Description
In recent years, the continuous emergence of numerous facilities capable of generating highly intense, short-duration (~fs) laser pulses with a high grade of precision and reproducibility has driven growing interest in laser-plasma interaction applications, particularly in proton and ion acceleration through Target Normal Sheath Acceleration (TNSA) mechanism. This technique represents a promising compact alternative to conventional particle accelerators, with potential applications in science, industry, and medicine. However, to make these sources practically available, improvements in maximum particle energy, number of accelerated particles, beam stability, and shot-to-shot reproducibility at high repetition rates are still required.

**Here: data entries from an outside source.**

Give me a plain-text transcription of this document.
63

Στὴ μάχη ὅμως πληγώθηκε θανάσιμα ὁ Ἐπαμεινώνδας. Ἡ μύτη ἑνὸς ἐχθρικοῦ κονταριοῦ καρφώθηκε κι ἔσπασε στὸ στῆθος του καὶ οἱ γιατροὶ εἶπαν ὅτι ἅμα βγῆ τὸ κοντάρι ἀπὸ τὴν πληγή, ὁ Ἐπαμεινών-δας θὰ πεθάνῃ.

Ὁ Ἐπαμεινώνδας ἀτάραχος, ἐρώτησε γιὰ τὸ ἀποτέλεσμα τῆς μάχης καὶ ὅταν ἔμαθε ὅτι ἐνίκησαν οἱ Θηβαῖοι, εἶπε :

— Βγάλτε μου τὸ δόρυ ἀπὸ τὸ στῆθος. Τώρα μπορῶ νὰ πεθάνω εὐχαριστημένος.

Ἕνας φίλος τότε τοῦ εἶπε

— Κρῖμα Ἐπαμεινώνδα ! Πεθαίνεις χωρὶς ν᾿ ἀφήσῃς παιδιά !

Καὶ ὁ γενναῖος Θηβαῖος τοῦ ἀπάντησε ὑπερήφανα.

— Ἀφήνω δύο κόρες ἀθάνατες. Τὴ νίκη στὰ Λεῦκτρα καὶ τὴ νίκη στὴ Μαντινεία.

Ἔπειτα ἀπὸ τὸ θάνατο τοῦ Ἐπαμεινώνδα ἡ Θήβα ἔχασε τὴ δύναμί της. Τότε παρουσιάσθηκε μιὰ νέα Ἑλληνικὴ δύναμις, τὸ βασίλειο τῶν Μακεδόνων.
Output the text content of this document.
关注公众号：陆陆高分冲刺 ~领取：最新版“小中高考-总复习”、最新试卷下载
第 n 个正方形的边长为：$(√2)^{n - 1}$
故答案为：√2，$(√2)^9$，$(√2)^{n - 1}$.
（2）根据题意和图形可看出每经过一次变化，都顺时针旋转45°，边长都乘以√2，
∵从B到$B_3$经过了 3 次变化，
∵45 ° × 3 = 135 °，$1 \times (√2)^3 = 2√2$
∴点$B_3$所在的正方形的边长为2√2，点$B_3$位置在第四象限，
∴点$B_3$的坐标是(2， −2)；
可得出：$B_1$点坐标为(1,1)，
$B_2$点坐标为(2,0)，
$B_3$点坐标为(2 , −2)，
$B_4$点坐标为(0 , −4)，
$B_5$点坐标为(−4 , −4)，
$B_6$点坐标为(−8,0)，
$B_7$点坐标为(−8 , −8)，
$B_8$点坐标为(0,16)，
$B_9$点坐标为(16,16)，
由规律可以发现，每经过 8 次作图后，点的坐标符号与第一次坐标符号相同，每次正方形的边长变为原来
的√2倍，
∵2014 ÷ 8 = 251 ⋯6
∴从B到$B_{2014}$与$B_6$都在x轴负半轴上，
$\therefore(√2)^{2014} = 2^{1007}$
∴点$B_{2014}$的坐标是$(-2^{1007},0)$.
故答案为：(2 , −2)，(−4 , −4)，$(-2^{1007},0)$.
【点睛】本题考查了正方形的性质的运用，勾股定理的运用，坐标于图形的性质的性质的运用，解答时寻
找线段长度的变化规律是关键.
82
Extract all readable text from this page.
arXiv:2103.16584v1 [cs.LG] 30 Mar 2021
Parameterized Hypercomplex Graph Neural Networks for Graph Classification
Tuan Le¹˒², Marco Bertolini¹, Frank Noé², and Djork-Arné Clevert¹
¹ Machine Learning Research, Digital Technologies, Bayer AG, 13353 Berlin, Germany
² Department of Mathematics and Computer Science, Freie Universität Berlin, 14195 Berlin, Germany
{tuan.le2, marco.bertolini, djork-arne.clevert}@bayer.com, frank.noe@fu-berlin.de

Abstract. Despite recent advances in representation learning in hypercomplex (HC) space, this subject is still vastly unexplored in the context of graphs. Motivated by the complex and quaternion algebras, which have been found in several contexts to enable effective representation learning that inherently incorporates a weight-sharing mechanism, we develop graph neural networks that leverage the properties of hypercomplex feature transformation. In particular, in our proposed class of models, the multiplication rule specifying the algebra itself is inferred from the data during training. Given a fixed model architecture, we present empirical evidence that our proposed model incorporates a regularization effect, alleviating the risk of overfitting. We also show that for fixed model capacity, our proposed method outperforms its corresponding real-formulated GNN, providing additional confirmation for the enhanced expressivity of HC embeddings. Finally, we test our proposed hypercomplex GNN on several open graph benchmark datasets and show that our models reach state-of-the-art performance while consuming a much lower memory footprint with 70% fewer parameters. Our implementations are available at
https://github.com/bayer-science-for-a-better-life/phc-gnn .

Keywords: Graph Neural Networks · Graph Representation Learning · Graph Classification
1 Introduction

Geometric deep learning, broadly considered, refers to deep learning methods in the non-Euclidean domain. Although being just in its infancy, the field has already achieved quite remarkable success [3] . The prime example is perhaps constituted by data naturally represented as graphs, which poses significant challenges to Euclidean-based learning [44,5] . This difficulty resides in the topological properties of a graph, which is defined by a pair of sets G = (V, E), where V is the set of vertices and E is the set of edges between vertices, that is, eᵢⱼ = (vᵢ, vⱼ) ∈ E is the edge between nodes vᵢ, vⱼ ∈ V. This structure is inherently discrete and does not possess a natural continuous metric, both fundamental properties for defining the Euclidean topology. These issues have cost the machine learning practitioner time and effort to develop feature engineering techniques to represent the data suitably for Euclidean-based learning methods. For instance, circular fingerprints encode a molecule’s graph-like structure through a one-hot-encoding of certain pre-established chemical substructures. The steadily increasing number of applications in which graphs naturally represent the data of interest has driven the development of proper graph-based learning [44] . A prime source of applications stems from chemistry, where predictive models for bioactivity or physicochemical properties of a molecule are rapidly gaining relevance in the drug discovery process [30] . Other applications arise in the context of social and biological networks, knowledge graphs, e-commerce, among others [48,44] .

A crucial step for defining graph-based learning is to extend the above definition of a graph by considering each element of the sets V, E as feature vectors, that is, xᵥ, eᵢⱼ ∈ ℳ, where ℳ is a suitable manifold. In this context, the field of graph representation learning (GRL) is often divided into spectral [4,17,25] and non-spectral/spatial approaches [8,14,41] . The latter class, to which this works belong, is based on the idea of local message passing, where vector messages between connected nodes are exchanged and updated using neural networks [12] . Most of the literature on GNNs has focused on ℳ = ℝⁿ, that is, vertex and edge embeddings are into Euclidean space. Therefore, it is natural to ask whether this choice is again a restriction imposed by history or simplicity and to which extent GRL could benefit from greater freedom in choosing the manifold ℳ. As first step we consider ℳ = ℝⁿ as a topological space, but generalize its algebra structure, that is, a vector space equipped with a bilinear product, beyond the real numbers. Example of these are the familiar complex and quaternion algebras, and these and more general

In this context, one particularly promising solution is represented by the so called Double Layer Targets (DLTs), consisting of a thin solid foil coated with a nanostructured layer placed at the laser-plasma interaction interface. In particular, carbon nanofoam-based DLTs are currently being investigated at the NanoLab of the Politecnico di Milano due to their ability to enhance laser absorption and hot electron generation, thus improving ion acceleration efficiency.
Despite their advantages, DLTs also introduce significant experimental challenges. The nanostructured layer is extremely delicate and may be damaged not only by the laser prepulse, but also by secondary effects such as shock waves, heat propagation, and debris generated during the interaction. This issue becomes particularly critical in high-repetition-rate applications, where cumulative damage in neighbouring region of the shot can reduce the performance of subsequent shots.
The present work investigates the influence of carbon nanofoam density, geometrical thickness, and areal density on its damage resistance. The study combines data from experimental campaigns performed at ELI Beamlines and at the NanoLab of the Politecnico di Milano, highlighting the key role of nanofoam structural properties in the development of robust advanced targets for high-repetition-rate laser-plasma experiments.